Si la vénération de Saint Joseph a dû attendre presque incroyablement jusqu'à la fin du XVIe siècle pour avoir une église dédiée, en vérité il faut dire que la vénération des Romains pour le père putatif de Jésus est beaucoup plus ancienne et avait son siège à quelques centaines de mètres de San Pietro in Carcere. En 382, ​​lorsque saint Jérôme revint à Rome, il emporta avec lui les reliques du manteau de saint Joseph et du voile de la Vierge et confia leur conservation à l'église de Sainte-Anastasia sur le Palatin. Pourquoi Sainte Anastasie ? Il s'agit de l'église inaugurée le 25 décembre 326, lorsque le pape Sylvestre y célébra Noël en présence de l'empereur Constantin. C'était la première fois que Noël était célébré en Occident et, ici, pendant des siècles, la tradition s'est maintenue selon laquelle le pape célébrait la messe de l'aube le jour de Noël.

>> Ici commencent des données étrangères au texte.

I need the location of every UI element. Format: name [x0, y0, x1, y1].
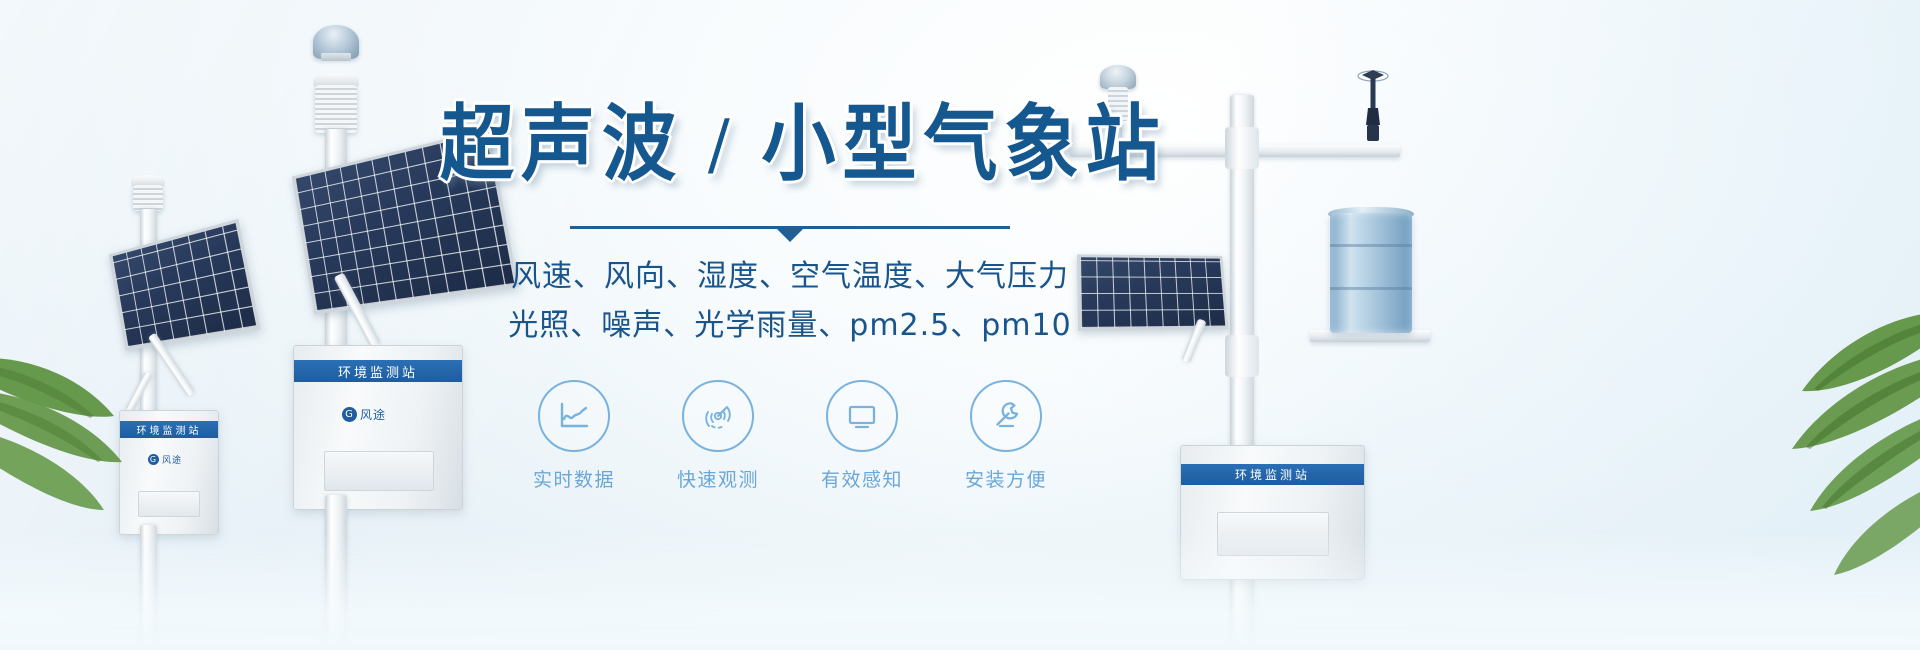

Si San Giuseppe dei Falegnami est la première église dédiée à l'époux de Marie à Rome, il n'a pas fallu attendre des siècles pour voir naître la seconde : la même année 1597, une chapelle fut érigée dans le couvent des Carmélites de Capo le Case, c'est-à-dire à la limite du centre habité de la ville, dans une zone qui à l'époque était justement en train d'être valorisée par la construction de la Via Sistina par Sixte V. Les origines cloîtrées de cette chapelle sont encore visibles à partir des quatre petites fenêtres à grilles, deux de chaque côté, qui donnent sur le maître-autel et d'où les Carmélites suivaient les offices. 

L'église postérieure des Saints Joseph et Ursule est également liée à un couvent féminin, celui des Augustines. Construit en même temps que le couvent en 1684 par Camilla Orsini Borghese, via Vittoria, à Campo Marzio, il devint plus tard un conservatoire pour jeunes filles, puis désacralisé et définitivement confié au Conservatoire voisin de Santa Cecilia qui le transforma en salle de concert en 1839. En 1734, San Giuseppe della Lungara fut érigé à Trastevere, église à laquelle fut annexé un couvent confié à la Congrégation des Pieux Ouvriers. En avançant dans le temps, en 1884, la construction de l'église de San Giuseppe di Cluny a commencé via Poliziano, dans le quartier Monti, annexée au couvent des Sœurs de San Giuseppe. La consécration eut lieu en 1900 avec le couvent, qui fut alors transformé en maison de vacances pour les pèlerins. Au XXe siècle, débute la construction d'églises paroissiales, qui accompagne le développement urbain de la ville. La première fut l'église de San Giuseppe dans la via Nomentana (1904), suivie de San Giuseppe al Trionfale, construite par San Luigi Guanella (1909) et bien connue des lecteurs de La Sainte Croisade. Puis l'église de Maria Assunta et San Giuseppe à Primavalle (1932), San Giuseppe Artigiano à Collatino (1958) et enfin San Giuseppe all'Aurelio (1970).